Author's Note: I do not, and never will, own Harry Potter.
Written for the Vocabulary Challenge. Prompt: velleity (a wish not strong enough to lead someone to take action; a flimsy wish).
(Yes, I fudged around with ballet a little to make this work.)
She's lost to the world when the music box plays. Up on her toes, arms splayed up, the movements come as naturally to her as the decorated figurine atop the music box her mother had left her. It's all she has left.
The Muggles call it ballet. Luna calls it home. The dormitory is peaceful in its emptiness, the winter sunlight splashing across the four-poster beds, the plush blue carpeting. Someone's stolen her pillow again, but she can't bring herself to care. The music tinkles on, something light and airy, with lots of bells.
She's been dancing for years, since she was five or six. When her mother was alive, she paid for lessons at a Muggle gymnasium. Luna had been painfully shy, awkward and clumsy in her Muggle leotard and bright pink spray of tutu. She'd fallen down a lot when she started. But the smiles on her mother's face had been more than enough reward...
The music box winds down. Luna drops her feet flat as the world comes crashing down on her again. No gold-and-silver-painted ballerina, with flowing locks and diaphanous tulle. She is messy, clumsy, her en pointe shoes are scuffed and tattered. Her hair falls into her eyes, and her robes unfurl around her ankles.
Mummy, I want to dance, that's all I want to do, I don't care about magic, I don't! Eight-year-old Luna's words had been so vehement, delivered with an accidentally generous spray of spit and tears in the corners of her eyes. The lady down the hill had told her she was a Muggle-loving fool and her parents would be wise to bring her back into the magical fold. Luna had kicked her in the shin as hard as she could and fled to the refuge of her mum's lap.
Dance, my love, her mum had whispered into the dirty blonde cloud of her hair. Dance for all the stars...

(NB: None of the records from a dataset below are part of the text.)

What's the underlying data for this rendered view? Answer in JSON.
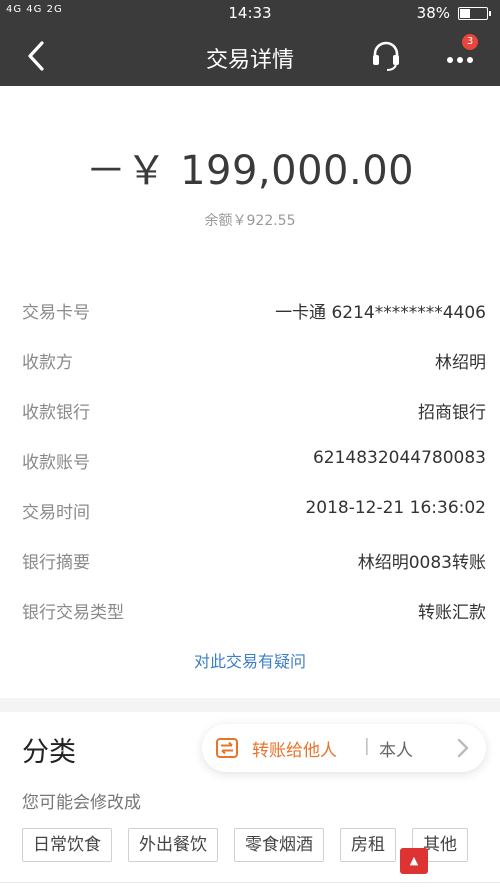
{
  "status_bar": {
    "signal": "4G 4G 2G",
    "time": "14:33",
    "battery": "38%",
    "battery_level": 0.38
  },
  "nav": {
    "title": "交易详情",
    "badge": "3",
    "icons": [
      "back-icon",
      "headset-icon",
      "more-icon"
    ]
  },
  "transaction": {
    "amount": "－￥ 199,000.00",
    "balance": "余额￥922.55",
    "rows": [
      {
        "label": "交易卡号",
        "value": "一卡通 6214********4406"
      },
      {
        "label": "收款方",
        "value": "林绍明"
      },
      {
        "label": "收款银行",
        "value": "招商银行"
      },
      {
        "label": "收款账号",
        "value": "6214832044780083"
      },
      {
        "label": "交易时间",
        "value": "2018-12-21 16:36:02"
      },
      {
        "label": "银行摘要",
        "value": "林绍明0083转账"
      },
      {
        "label": "银行交易类型",
        "value": "转账汇款"
      }
    ],
    "dispute_link": "对此交易有疑问"
  },
  "category": {
    "title": "分类",
    "subtitle": "您可能会修改成",
    "transfer_to_others": "转账给他人",
    "divider": "|",
    "self": "本人",
    "tags": [
      "日常饮食",
      "外出餐饮",
      "零食烟酒",
      "房租",
      "其他"
    ]
  },
  "colors": {
    "header_bg": "#3b3b3b",
    "link": "#3c7fc6",
    "accent_orange": "#e8742c",
    "badge_red": "#e8463a"
  }
}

But her mother is dead, and her father can't bear to see her so much as pirouette anymore, and she has forgotten so much already.
There is noise, coming up the stairs, and Luna deftly tucks the music box away in the very bottom of her trunk, in the secret compartment she begged Xenophilius to create at Christmas break her first year. Her en pointe shoes go next to it, and she wiggles her bare toes into the carpet as the first of her year-mates crashes into the room, eyeing her radish earrings with subtle distaste.
Dance, her mum said, but Luna can't.
She's not the ballerina figure affixed to the music box, but she's still trapped.